Changes this week:
- Distraction - the first thing I do when I start to feel a little hungry in between meals is have a glass of water and find a distraction - might be hanging out a load of washing or checking my emails, or something else that will distract me for a few minutes. Most of the time, I have found that by doing this, the hunger spell passes and before I know it, another hour or two have has passed and it's then time for my next meal anyway. This has hugely reduced snacking in between meals.
- Compensation - I've talked previously about the fact that if you eat more calories than your body can use in a day you gain weight, so put simply, if you use more than you eat, you've got to lose weight (not always completely true every week, but that's the general idea). So, when I have felt like a small square of chocolate or a small serving of ice-cream, I've had it and then compensated with a short walk, or an additional work out.

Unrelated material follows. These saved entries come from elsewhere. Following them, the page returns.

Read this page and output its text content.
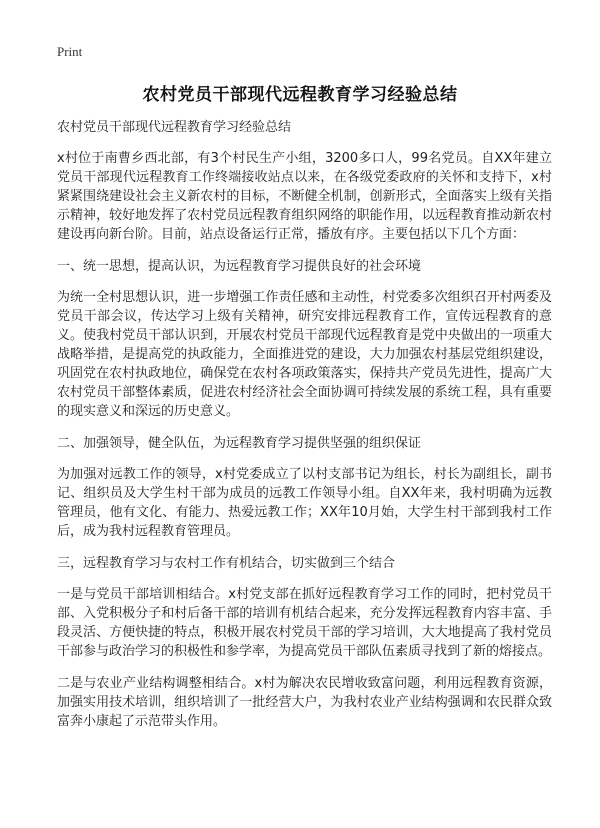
Print
农村党员干部现代远程教育学习经验总结

农村党员干部现代远程教育学习经验总结

x村位于南曹乡西北部，有3个村民生产小组，3200多口人，99名党员。自XX年建立党员干部现代远程教育工作终端接收站点以来，在各级党委政府的关怀和支持下，x村紧紧围绕建设社会主义新农村的目标，不断健全机制，创新形式，全面落实上级有关指示精神，较好地发挥了农村党员远程教育组织网络的职能作用，以远程教育推动新农村建设再向新台阶。目前，站点设备运行正常，播放有序。主要包括以下几个方面：

一、统一思想，提高认识，为远程教育学习提供良好的社会环境

为统一全村思想认识，进一步增强工作责任感和主动性，村党委多次组织召开村两委及党员干部会议，传达学习上级有关精神，研究安排远程教育工作，宣传远程教育的意义。使我村党员干部认识到，开展农村党员干部现代远程教育是党中央做出的一项重大战略举措，是提高党的执政能力，全面推进党的建设，大力加强农村基层党组织建设，巩固党在农村执政地位，确保党在农村各项政策落实，保持共产党员先进性，提高广大农村党员干部整体素质，促进农村经济社会全面协调可持续发展的系统工程，具有重要的现实意义和深远的历史意义。

二、加强领导，健全队伍，为远程教育学习提供坚强的组织保证

为加强对远教工作的领导，x村党委成立了以村支部书记为组长，村长为副组长，副书记、组织员及大学生村干部为成员的远教工作领导小组。自XX年来，我村明确为远教管理员，他有文化、有能力、热爱远教工作；XX年10月始，大学生村干部到我村工作后，成为我村远程教育管理员。

三，远程教育学习与农村工作有机结合，切实做到三个结合

一是与党员干部培训相结合。x村党支部在抓好远程教育学习工作的同时，把村党员干部、入党积极分子和村后备干部的培训有机结合起来，充分发挥远程教育内容丰富、手段灵活、方便快捷的特点，积极开展农村党员干部的学习培训，大大地提高了我村党员干部参与政治学习的积极性和参学率，为提高党员干部队伍素质寻找到了新的熔接点。

二是与农业产业结构调整相结合。x村为解决农民增收致富问题，利用远程教育资源，加强实用技术培训，组织培训了一批经营大户，为我村农业产业结构强调和农民群众致富奔小康起了示范带头作用。
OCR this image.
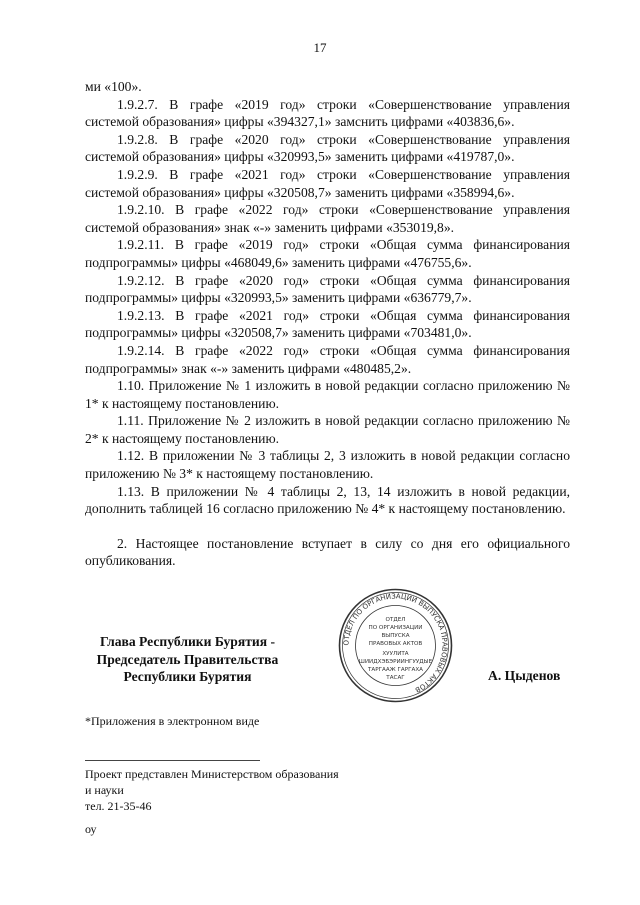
17

ми «100».

1.9.2.7. В графе «2019 год» строки «Совершенствование управления системой образования» цифры «394327,1» замснить цифрами «403836,6».

1.9.2.8. В графе «2020 год» строки «Совершенствование управления системой образования» цифры «320993,5» заменить цифрами «419787,0».

1.9.2.9. В графе «2021 год» строки «Совершенствование управления системой образования» цифры «320508,7» заменить цифрами «358994,6».

1.9.2.10. В графе «2022 год» строки «Совершенствование управления системой образования» знак «-» заменить цифрами «353019,8».

1.9.2.11. В графе «2019 год» строки «Общая сумма финансирования подпрограммы» цифры «468049,6» заменить цифрами «476755,6».

1.9.2.12. В графе «2020 год» строки «Общая сумма финансирования подпрограммы» цифры «320993,5» заменить цифрами «636779,7».

1.9.2.13. В графе «2021 год» строки «Общая сумма финансирования подпрограммы» цифры «320508,7» заменить цифрами «703481,0».

1.9.2.14. В графе «2022 год» строки «Общая сумма финансирования подпрограммы» знак «-» заменить цифрами «480485,2».

1.10. Приложение № 1 изложить в новой редакции согласно приложению № 1* к настоящему постановлению.

1.11. Приложение № 2 изложить в новой редакции согласно приложению № 2* к настоящему постановлению.

1.12. В приложении № 3 таблицы 2, 3 изложить в новой редакции согласно приложению № 3* к настоящему постановлению.

1.13. В приложении № 4 таблицы 2, 13, 14 изложить в новой редакции, дополнить таблицей 16 согласно приложению № 4* к настоящему постановлению.

2. Настоящее постановление вступает в силу со дня его официального опубликования.

Глава Республики Бурятия -
Председатель Правительства
Республики Бурятия
ОТДЕЛ ПО ОРГАНИЗАЦИИ ВЫПУСКА ПРАВОВЫХ АКТОВ
ОТДЕЛ
ПО ОРГАНИЗАЦИИ
ВЫПУСКА
ПРАВОВЫХ АКТОВ
ХУУЛИТА
ШИИДХЭБЭРИИНГУУДЫЕ
ТАРГААЖ ГАРГАХА
ТАСАГ	А. Цыденов
*Приложения в электронном виде
Проект представлен Министерством образования
и науки
тел. 21-35-46
оу
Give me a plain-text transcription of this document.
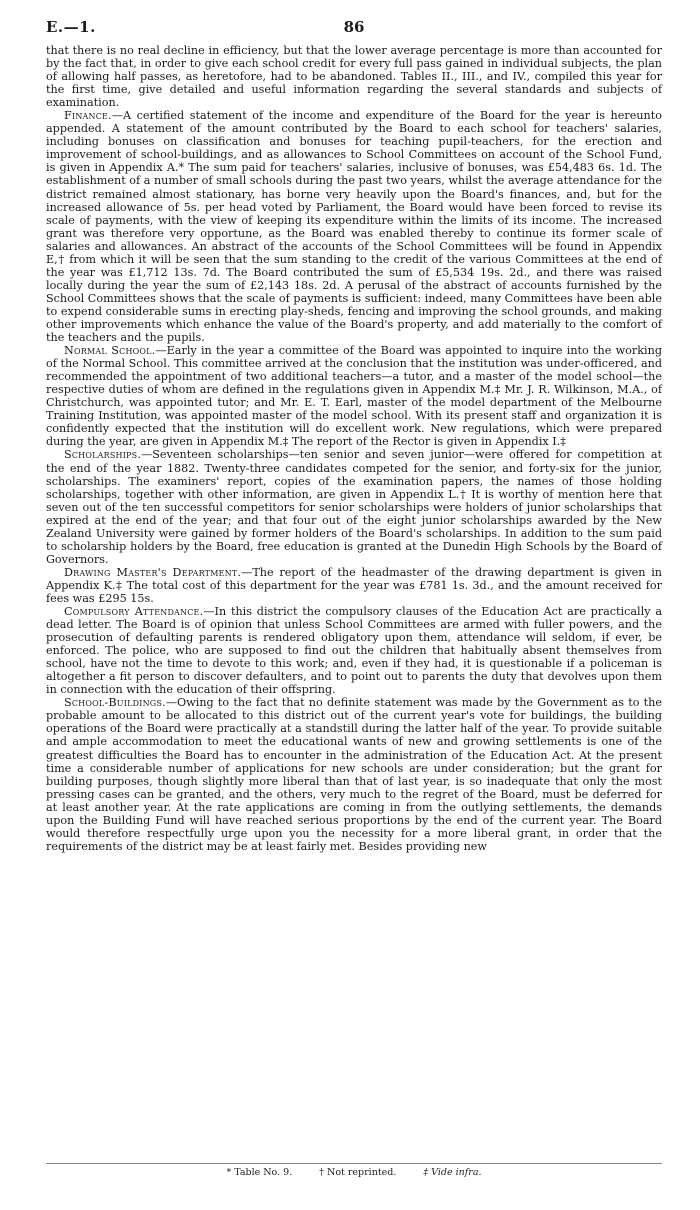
E.—1.	86

that there is no real decline in efficiency, but that the lower average percentage is more than accounted for by the fact that, in order to give each school credit for every full pass gained in individual subjects, the plan of allowing half passes, as heretofore, had to be abandoned. Tables II., III., and IV., compiled this year for the first time, give detailed and useful information regarding the several standards and subjects of examination.

Finance.—A certified statement of the income and expenditure of the Board for the year is hereunto appended. A statement of the amount contributed by the Board to each school for teachers' salaries, including bonuses on classification and bonuses for teaching pupil-teachers, for the erection and improvement of school-buildings, and as allowances to School Committees on account of the School Fund, is given in Appendix A.* The sum paid for teachers' salaries, inclusive of bonuses, was £54,483 6s. 1d. The establishment of a number of small schools during the past two years, whilst the average attendance for the district remained almost stationary, has borne very heavily upon the Board's finances, and, but for the increased allowance of 5s. per head voted by Parliament, the Board would have been forced to revise its scale of payments, with the view of keeping its expenditure within the limits of its income. The increased grant was therefore very opportune, as the Board was enabled thereby to continue its former scale of salaries and allowances. An abstract of the accounts of the School Committees will be found in Appendix E,† from which it will be seen that the sum standing to the credit of the various Committees at the end of the year was £1,712 13s. 7d. The Board contributed the sum of £5,534 19s. 2d., and there was raised locally during the year the sum of £2,143 18s. 2d. A perusal of the abstract of accounts furnished by the School Committees shows that the scale of payments is sufficient: indeed, many Committees have been able to expend considerable sums in erecting play-sheds, fencing and improving the school grounds, and making other improvements which enhance the value of the Board's property, and add materially to the comfort of the teachers and the pupils.

Normal School.—Early in the year a committee of the Board was appointed to inquire into the working of the Normal School. This committee arrived at the conclusion that the institution was under-officered, and recommended the appointment of two additional teachers—a tutor, and a master of the model school—the respective duties of whom are defined in the regulations given in Appendix M.‡ Mr. J. R. Wilkinson, M.A., of Christchurch, was appointed tutor; and Mr. E. T. Earl, master of the model department of the Melbourne Training Institution, was appointed master of the model school. With its present staff and organization it is confidently expected that the institution will do excellent work. New regulations, which were prepared during the year, are given in Appendix M.‡ The report of the Rector is given in Appendix I.‡

Scholarships.—Seventeen scholarships—ten senior and seven junior—were offered for competition at the end of the year 1882. Twenty-three candidates competed for the senior, and forty-six for the junior, scholarships. The examiners' report, copies of the examination papers, the names of those holding scholarships, together with other information, are given in Appendix L.† It is worthy of mention here that seven out of the ten successful competitors for senior scholarships were holders of junior scholarships that expired at the end of the year; and that four out of the eight junior scholarships awarded by the New Zealand University were gained by former holders of the Board's scholarships. In addition to the sum paid to scholarship holders by the Board, free education is granted at the Dunedin High Schools by the Board of Governors.

Drawing Master's Department.—The report of the headmaster of the drawing department is given in Appendix K.‡ The total cost of this department for the year was £781 1s. 3d., and the amount received for fees was £295 15s.

Compulsory Attendance.—In this district the compulsory clauses of the Education Act are practically a dead letter. The Board is of opinion that unless School Committees are armed with fuller powers, and the prosecution of defaulting parents is rendered obligatory upon them, attendance will seldom, if ever, be enforced. The police, who are supposed to find out the children that habitually absent themselves from school, have not the time to devote to this work; and, even if they had, it is questionable if a policeman is altogether a fit person to discover defaulters, and to point out to parents the duty that devolves upon them in connection with the education of their offspring.

School-Buildings.—Owing to the fact that no definite statement was made by the Government as to the probable amount to be allocated to this district out of the current year's vote for buildings, the building operations of the Board were practically at a standstill during the latter half of the year. To provide suitable and ample accommodation to meet the educational wants of new and growing settlements is one of the greatest difficulties the Board has to encounter in the administration of the Education Act. At the present time a considerable number of applications for new schools are under consideration; but the grant for building purposes, though slightly more liberal than that of last year, is so inadequate that only the most pressing cases can be granted, and the others, very much to the regret of the Board, must be deferred for at least another year. At the rate applications are coming in from the outlying settlements, the demands upon the Building Fund will have reached serious proportions by the end of the current year. The Board would therefore respectfully urge upon you the necessity for a more liberal grant, in order that the requirements of the district may be at least fairly met. Besides providing new

* Table No. 9.	† Not reprinted.	‡ Vide infra.
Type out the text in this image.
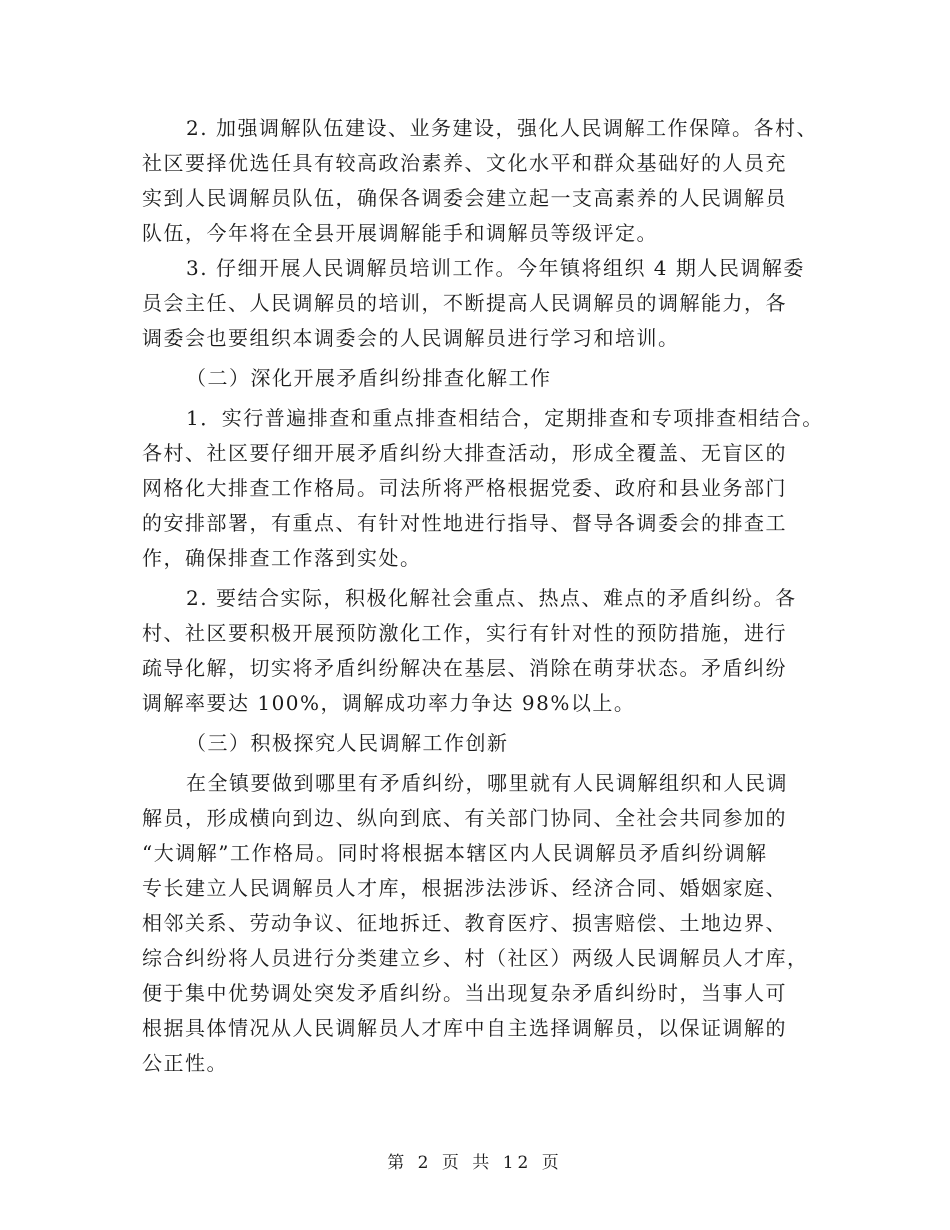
2. 加强调解队伍建设、业务建设，强化人民调解工作保障。各村、
社区要择优选任具有较高政治素养、文化水平和群众基础好的人员充
实到人民调解员队伍，确保各调委会建立起一支高素养的人民调解员
队伍，今年将在全县开展调解能手和调解员等级评定。
3. 仔细开展人民调解员培训工作。今年镇将组织 4 期人民调解委
员会主任、人民调解员的培训，不断提高人民调解员的调解能力，各
调委会也要组织本调委会的人民调解员进行学习和培训。
（二）深化开展矛盾纠纷排查化解工作
1．实行普遍排查和重点排查相结合，定期排查和专项排查相结合。
各村、社区要仔细开展矛盾纠纷大排查活动，形成全覆盖、无盲区的
网格化大排查工作格局。司法所将严格根据党委、政府和县业务部门
的安排部署，有重点、有针对性地进行指导、督导各调委会的排查工
作，确保排查工作落到实处。
2. 要结合实际，积极化解社会重点、热点、难点的矛盾纠纷。各
村、社区要积极开展预防激化工作，实行有针对性的预防措施，进行
疏导化解，切实将矛盾纠纷解决在基层、消除在萌芽状态。矛盾纠纷
调解率要达 100%，调解成功率力争达 98%以上。
（三）积极探究人民调解工作创新
在全镇要做到哪里有矛盾纠纷，哪里就有人民调解组织和人民调
解员，形成横向到边、纵向到底、有关部门协同、全社会共同参加的
“大调解”工作格局。同时将根据本辖区内人民调解员矛盾纠纷调解
专长建立人民调解员人才库，根据涉法涉诉、经济合同、婚姻家庭、
相邻关系、劳动争议、征地拆迁、教育医疗、损害赔偿、土地边界、
综合纠纷将人员进行分类建立乡、村（社区）两级人民调解员人才库，
便于集中优势调处突发矛盾纠纷。当出现复杂矛盾纠纷时，当事人可
根据具体情况从人民调解员人才库中自主选择调解员，以保证调解的
公正性。
第 2 页 共 12 页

Just 10 minutes can burn enough to have a scoop of low fat ice-cream.
- Not beating myself up - Weight fluctuates for many reasons during the month, including the little slip ups, which sometime don't show till the following week, so I have decided no more beating myself up. My weight loss will be what it will be. good some weeks, slow others and probably quite a few small gains along the way and that is all fine. You've still got to live and you can't let it rule your life, so I'm learning to relax about it. Having said that, I'll need to be super relaxed about next weeks weigh in right after ScrapCamp, with bacon, eggs and hash-browns for breakfast! But hey, it's only every 12 weeks I get to do that, so I'll take the little side road, enjoy it, then get back on the main road and continue on my journey.